Internal problem ID [10896]
Book: Handbook of exact solutions for ordinary differential equations. By Polyanin and Zaitsev.
Second edition
Section: Chapter 2, Second-Order Differential Equations. section 2.1.2-3 Equation of form
\((a x + b)y''+f(x)y'+g(x)y=0\)
Problem number: 62.
ODE order: 2.
ODE degree: 1.
CAS Maple gives this as type [[_Emden, _Fowler]]
\[ \boxed {x y^{\prime \prime }+a y^{\prime }+b y=0} \]
✓ Solution by Maple
Time used: 0.0 (sec). Leaf size: 47
dsolve(x*diff(y(x),x$2)+a*diff(y(x),x)+b*y(x)=0,y(x), singsol=all)

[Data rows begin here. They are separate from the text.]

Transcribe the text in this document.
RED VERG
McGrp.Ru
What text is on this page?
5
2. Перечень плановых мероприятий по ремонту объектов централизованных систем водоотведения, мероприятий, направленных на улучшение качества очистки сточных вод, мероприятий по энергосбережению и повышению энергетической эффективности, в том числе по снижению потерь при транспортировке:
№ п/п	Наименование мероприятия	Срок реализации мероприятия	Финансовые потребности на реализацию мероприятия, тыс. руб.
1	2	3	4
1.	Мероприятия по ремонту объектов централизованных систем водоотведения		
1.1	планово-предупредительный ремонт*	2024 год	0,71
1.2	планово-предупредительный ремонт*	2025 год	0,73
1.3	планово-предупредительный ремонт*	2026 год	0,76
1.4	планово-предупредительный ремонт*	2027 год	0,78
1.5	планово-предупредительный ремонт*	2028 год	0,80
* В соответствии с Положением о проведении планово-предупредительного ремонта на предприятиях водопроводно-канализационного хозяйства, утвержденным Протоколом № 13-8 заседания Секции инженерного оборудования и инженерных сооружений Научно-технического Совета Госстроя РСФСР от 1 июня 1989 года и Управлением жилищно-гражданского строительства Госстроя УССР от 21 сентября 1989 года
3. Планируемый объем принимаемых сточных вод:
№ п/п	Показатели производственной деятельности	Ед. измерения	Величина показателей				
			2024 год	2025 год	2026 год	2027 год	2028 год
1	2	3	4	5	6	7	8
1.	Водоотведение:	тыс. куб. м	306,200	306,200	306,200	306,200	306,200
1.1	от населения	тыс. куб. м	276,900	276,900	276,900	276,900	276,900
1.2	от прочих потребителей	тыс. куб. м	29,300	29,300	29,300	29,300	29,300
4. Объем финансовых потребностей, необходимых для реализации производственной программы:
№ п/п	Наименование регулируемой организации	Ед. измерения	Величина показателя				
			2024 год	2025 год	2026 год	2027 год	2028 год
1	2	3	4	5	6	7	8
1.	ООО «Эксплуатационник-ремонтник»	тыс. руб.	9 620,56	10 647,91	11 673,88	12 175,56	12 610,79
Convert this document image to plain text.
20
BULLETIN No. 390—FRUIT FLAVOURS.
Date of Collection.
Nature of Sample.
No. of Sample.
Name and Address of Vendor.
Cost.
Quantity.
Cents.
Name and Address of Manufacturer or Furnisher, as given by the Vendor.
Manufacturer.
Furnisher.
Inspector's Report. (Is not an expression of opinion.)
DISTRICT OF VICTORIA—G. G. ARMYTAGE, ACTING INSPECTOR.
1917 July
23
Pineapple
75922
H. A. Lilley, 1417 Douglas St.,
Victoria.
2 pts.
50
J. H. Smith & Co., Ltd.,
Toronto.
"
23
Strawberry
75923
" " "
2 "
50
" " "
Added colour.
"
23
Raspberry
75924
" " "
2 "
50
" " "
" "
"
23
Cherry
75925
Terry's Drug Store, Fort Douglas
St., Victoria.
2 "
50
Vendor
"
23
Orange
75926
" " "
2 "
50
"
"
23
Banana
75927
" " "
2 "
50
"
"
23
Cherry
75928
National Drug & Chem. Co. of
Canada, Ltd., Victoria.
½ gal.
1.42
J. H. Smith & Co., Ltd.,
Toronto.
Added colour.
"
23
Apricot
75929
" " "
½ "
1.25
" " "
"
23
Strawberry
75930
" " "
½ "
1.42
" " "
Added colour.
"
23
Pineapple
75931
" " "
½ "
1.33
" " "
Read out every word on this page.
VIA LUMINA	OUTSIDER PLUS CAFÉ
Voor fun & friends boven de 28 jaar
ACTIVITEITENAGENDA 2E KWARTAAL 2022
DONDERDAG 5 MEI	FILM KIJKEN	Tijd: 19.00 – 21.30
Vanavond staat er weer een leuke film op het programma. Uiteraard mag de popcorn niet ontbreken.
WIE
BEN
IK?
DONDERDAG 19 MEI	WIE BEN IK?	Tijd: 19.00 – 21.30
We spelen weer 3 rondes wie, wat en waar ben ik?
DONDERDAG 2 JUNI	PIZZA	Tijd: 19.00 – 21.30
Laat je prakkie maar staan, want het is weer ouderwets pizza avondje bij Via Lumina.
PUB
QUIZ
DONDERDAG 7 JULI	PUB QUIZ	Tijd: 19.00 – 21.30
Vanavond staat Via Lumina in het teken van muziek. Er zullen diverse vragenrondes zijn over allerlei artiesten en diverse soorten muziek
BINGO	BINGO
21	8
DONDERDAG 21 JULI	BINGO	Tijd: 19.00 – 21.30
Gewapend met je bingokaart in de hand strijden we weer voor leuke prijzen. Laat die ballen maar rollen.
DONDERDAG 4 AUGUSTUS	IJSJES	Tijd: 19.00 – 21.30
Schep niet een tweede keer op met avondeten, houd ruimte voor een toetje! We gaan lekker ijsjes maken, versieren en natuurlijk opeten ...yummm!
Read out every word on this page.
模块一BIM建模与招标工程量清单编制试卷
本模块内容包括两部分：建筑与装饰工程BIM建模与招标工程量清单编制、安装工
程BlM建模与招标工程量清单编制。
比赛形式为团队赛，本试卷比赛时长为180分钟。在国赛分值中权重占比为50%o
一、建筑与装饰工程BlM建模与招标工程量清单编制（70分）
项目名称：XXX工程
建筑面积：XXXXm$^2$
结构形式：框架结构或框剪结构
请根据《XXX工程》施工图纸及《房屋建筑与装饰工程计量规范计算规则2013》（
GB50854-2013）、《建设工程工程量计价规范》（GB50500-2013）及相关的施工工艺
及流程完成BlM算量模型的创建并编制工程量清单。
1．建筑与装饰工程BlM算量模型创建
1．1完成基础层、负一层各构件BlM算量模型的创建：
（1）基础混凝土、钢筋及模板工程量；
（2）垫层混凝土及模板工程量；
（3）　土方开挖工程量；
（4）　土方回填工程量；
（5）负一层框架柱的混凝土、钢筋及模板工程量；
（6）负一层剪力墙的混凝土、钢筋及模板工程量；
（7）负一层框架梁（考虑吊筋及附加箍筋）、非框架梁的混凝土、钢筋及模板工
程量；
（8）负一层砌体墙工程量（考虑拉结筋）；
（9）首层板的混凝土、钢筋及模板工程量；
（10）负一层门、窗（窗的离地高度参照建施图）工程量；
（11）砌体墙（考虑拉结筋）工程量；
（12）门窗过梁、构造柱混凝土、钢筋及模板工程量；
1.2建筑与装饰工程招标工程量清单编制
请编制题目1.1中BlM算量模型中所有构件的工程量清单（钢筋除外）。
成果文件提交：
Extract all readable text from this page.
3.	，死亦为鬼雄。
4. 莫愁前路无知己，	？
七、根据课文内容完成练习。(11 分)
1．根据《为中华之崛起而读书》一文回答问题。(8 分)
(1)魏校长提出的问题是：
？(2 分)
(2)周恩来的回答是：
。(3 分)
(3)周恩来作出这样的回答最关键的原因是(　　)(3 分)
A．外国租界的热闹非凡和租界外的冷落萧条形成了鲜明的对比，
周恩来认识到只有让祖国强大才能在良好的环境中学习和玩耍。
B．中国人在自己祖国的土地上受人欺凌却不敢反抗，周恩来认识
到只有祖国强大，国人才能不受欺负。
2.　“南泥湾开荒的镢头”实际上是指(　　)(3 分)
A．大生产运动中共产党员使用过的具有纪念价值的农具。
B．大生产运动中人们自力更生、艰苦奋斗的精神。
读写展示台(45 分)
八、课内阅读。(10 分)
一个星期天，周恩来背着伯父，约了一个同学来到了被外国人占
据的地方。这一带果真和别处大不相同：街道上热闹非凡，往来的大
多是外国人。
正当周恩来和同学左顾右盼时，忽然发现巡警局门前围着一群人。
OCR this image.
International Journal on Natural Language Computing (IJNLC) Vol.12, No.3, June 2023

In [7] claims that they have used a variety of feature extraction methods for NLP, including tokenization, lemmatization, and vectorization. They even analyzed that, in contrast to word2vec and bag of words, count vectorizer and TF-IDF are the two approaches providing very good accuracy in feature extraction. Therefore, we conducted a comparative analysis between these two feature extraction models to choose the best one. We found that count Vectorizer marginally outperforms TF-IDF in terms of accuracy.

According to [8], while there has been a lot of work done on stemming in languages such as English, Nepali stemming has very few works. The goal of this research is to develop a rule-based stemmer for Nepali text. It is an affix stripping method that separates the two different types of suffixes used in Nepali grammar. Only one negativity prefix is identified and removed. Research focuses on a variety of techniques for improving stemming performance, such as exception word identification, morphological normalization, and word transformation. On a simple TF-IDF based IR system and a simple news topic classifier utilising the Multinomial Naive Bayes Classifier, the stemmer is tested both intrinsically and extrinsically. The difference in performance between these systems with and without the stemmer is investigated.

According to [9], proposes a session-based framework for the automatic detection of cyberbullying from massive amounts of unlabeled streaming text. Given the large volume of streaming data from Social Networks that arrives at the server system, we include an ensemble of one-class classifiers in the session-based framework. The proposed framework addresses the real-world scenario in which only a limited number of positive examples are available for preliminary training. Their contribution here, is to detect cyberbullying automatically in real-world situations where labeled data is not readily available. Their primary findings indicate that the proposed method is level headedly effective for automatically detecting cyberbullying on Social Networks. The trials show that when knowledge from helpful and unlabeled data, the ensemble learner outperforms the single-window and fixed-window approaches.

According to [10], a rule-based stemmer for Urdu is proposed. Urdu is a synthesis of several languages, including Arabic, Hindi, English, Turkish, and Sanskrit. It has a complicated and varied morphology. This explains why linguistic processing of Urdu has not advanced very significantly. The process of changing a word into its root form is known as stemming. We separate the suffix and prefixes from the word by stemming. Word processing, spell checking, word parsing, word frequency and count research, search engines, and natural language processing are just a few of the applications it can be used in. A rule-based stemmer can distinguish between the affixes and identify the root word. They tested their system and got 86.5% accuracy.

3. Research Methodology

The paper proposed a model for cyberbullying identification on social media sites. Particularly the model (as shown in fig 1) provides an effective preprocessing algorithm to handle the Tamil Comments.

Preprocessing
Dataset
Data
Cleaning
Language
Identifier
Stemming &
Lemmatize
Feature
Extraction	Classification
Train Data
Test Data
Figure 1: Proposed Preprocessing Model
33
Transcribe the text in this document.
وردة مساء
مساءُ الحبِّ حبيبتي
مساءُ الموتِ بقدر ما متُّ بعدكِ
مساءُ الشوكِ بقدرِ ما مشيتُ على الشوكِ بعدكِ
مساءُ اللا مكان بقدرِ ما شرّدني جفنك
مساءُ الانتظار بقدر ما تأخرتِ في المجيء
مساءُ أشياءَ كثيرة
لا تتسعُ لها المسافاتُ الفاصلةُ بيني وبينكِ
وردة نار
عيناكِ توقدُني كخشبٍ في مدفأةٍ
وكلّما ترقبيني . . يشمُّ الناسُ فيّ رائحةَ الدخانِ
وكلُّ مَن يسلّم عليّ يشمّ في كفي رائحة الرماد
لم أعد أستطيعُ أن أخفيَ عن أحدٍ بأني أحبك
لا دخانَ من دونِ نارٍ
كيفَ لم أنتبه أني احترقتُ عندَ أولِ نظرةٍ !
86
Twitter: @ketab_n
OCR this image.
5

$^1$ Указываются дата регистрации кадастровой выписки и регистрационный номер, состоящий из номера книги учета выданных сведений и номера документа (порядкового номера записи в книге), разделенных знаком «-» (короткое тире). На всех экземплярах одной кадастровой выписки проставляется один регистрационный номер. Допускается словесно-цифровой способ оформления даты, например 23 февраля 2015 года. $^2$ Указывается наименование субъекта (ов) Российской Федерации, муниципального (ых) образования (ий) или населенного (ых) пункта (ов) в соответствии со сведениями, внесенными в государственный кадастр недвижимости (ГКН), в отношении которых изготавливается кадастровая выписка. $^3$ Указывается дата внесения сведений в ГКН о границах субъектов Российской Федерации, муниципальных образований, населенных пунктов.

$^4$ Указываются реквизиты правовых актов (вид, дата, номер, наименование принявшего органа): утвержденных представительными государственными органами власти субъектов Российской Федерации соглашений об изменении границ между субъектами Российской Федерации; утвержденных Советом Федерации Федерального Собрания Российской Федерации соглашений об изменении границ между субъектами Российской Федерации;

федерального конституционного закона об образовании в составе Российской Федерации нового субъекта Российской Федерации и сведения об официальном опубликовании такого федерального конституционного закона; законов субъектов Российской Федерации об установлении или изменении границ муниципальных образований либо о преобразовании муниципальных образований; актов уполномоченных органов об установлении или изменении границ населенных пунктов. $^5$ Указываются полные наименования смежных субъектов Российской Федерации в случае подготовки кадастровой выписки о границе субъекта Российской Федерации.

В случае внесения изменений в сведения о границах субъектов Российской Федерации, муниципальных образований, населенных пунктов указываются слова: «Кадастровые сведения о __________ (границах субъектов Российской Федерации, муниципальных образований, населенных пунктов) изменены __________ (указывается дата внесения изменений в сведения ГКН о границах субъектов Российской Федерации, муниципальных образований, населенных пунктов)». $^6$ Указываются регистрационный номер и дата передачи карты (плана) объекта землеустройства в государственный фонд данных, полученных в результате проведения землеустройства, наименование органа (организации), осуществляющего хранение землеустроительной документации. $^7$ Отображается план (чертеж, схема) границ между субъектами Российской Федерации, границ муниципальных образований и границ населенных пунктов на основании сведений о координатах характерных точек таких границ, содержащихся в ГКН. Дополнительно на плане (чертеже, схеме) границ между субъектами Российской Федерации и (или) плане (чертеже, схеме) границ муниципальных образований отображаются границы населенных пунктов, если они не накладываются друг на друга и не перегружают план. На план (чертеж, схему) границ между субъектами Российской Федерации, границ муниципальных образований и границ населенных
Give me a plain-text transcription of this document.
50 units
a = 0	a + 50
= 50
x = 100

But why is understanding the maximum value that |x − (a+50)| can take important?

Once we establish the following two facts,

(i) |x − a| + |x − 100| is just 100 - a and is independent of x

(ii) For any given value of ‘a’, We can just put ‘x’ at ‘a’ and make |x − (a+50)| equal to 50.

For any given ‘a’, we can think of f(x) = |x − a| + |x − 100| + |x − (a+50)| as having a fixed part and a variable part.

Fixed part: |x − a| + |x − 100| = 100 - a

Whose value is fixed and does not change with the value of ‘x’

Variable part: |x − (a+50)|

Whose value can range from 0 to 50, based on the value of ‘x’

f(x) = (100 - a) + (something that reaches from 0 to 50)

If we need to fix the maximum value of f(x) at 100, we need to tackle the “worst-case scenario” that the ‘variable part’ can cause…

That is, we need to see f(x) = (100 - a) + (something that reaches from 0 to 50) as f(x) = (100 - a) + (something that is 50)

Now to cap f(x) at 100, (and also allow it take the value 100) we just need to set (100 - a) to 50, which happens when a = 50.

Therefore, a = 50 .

\[ y = c_{1} x^{\frac {1}{2}-\frac {a}{2}} \operatorname {BesselJ}\left (a -1, 2 \sqrt {b}\, \sqrt {x}\right )+c_{2} x^{\frac {1}{2}-\frac {a}{2}} \operatorname {BesselY}\left (a -1, 2 \sqrt {b}\, \sqrt {x}\right ) \]
✓ Solution by Mathematica
Time used: 0.111 (sec). Leaf size: 77
DSolve[x*y''[x]+a*y'[x]+b*y[x]==0,y[x],x,IncludeSingularSolutions -> True]
\[ y(x)\to b^{\frac {1}{2}-\frac {a}{2}} x^{\frac {1}{2}-\frac {a}{2}} \left (c_2 \operatorname {Gamma}(2-a) \operatorname {BesselJ}\left (1-a,2 \sqrt {b} \sqrt {x}\right )+c_1 \operatorname {Gamma}(a) \operatorname {BesselJ}\left (a-1,2 \sqrt {b} \sqrt {x}\right )\right ) \]